Albert Masclaux naît le 15 mars 1914 à Douai (Nord), chez sa grand-mère, Euphroisie Crouzet, veuve Masclaux, 60 ans, domiciliée rue de Douai, au hameau de Dorignies, qui présente présente à l’état civil l’enfant de sa fille, Estelle Masclaux, 19 ans, née à Pantin (Seine), célibataire, journalière. Le 9 août 1918, à la mairie de Paris 19e, Albert est reconnu par Jules Début. Le lendemain, il y est légitimé par le mariage de ses parents.
Le 15 octobre 1930, pour son premier emploi, à 16 ans, Albert Début entre comme chaudronnier-ferblantier à la société L’Est Parisien Radiateurs (« pour la réparation et l’échange des radiateurs »), dont le siège est au 3, rue de Cotte, à Paris 12e, tandis que les magasins et ateliers sont au 37, rue Bouret, à Paris 19e.
À une date restant à préciser, Albert Début épouse Alice Garnier, née le 2 septembre 1912 à Aubervilliers. Ils ont trois enfants : André, né le 13 mars 1934 à Paris 12e, et deux autres âgés de 4 et 3 ans (Jean) en 1941.
De santé fragile, Albert Début est exempté du service militaire. En septembre 1935, il est opéré à l’hôpital Saint-Louis pour une pancréatite aigüe.
Vers 1936 et jusqu’au moment de l’arrestation du chef de famille, celle-ci est domiciliée au 30, rue des Chaufourniers à Paris 19e, vers l’avenue Simon Bolivar, dans un logement d’habitation à bon marché (HBM) de la Ville de Paris.

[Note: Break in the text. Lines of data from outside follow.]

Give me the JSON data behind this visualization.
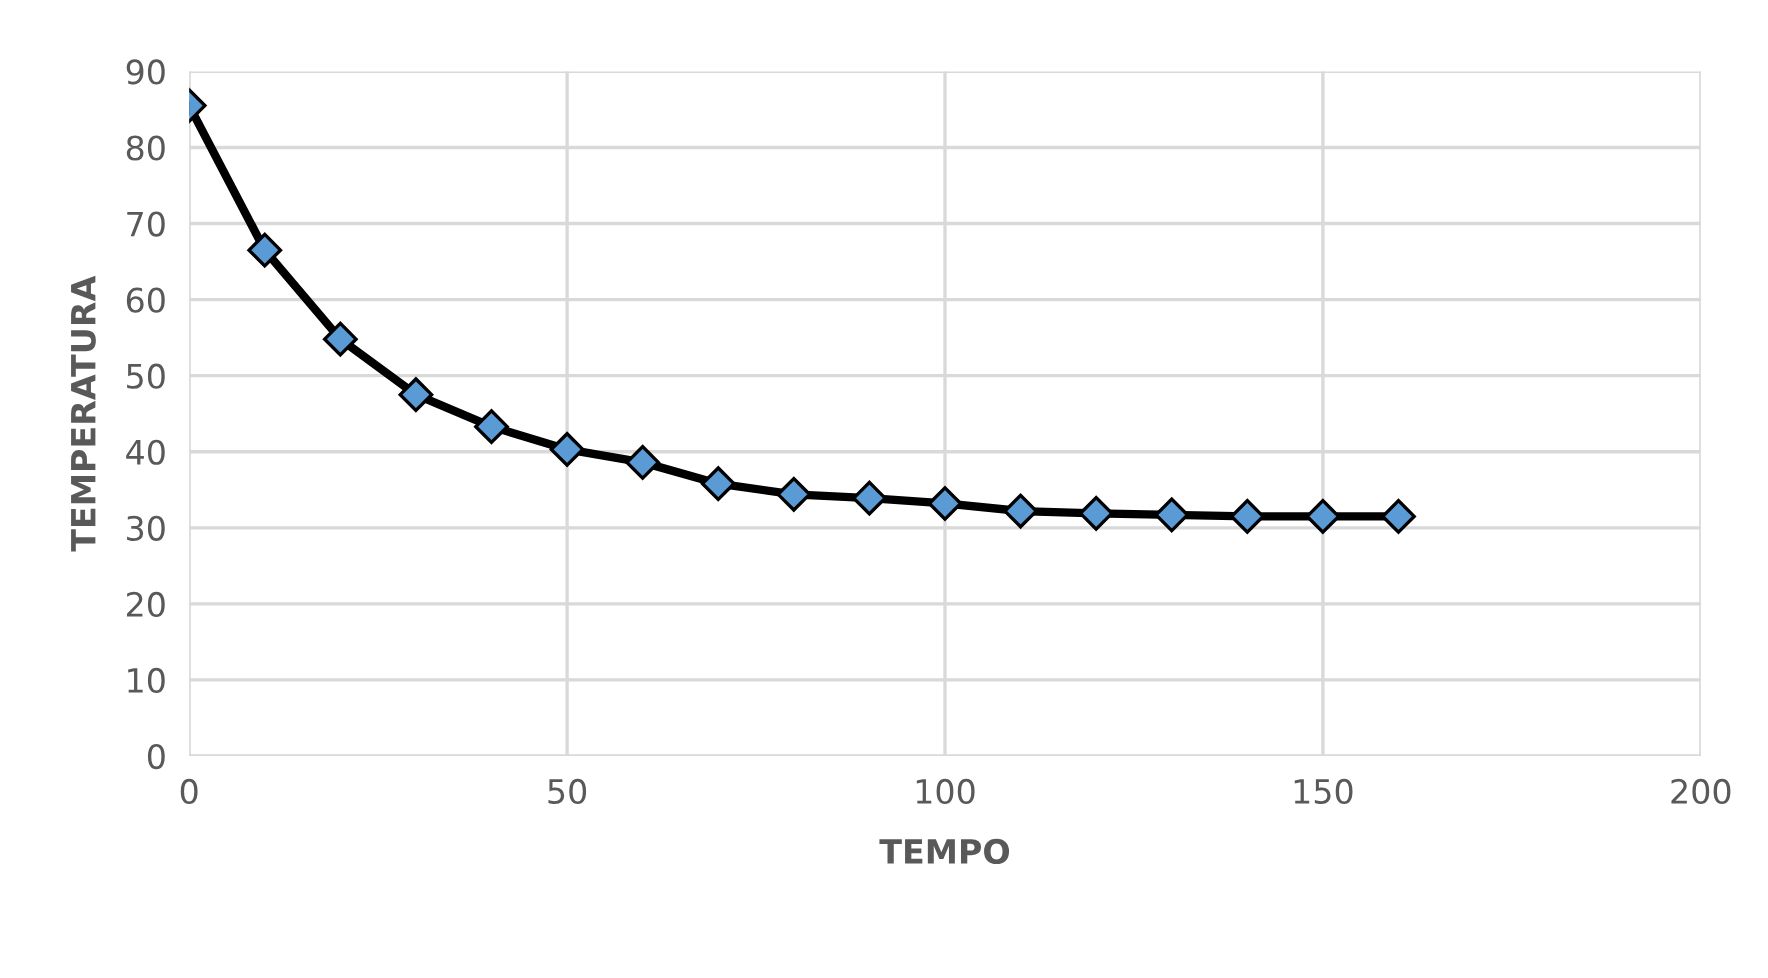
{
  "chart_data": {
    "type": "line",
    "xlabel": "TEMPO",
    "ylabel": "TEMPERATURA",
    "x": [
      0,
      10,
      20,
      30,
      40,
      50,
      60,
      70,
      80,
      90,
      100,
      110,
      120,
      130,
      140,
      150,
      160
    ],
    "series": [
      {
        "color": "#5b9bd5",
        "values": [
          85.5,
          66.5,
          54.8,
          47.5,
          43.3,
          40.3,
          38.6,
          35.8,
          34.4,
          33.9,
          33.2,
          32.2,
          31.9,
          31.7,
          31.5,
          31.5,
          31.5
        ]
      }
    ],
    "xlim": [
      0,
      200
    ],
    "xticks": [
      0,
      50,
      100,
      150,
      200
    ],
    "ylim": [
      0,
      90
    ],
    "yticks": [
      0,
      10,
      20,
      30,
      40,
      50,
      60,
      70,
      80,
      90
    ],
    "grid": true,
    "marker": "diamond",
    "line_style": "solid"
  }
}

Lors du grand mouvement social de juin 1936, son employeur ne remarque aucune activité syndicale ou politique particulière de la part d’Albert Début, même si, dans son usine, on sait qu’il est « sympathisant des doctrines communistes ».
En 1938, il adhère de fait au Parti communiste, section d’Aubervilliers. Pendant un temps, il est secrétaire de cellule. Il est également membre du Secours Rouge International (S.R.I.).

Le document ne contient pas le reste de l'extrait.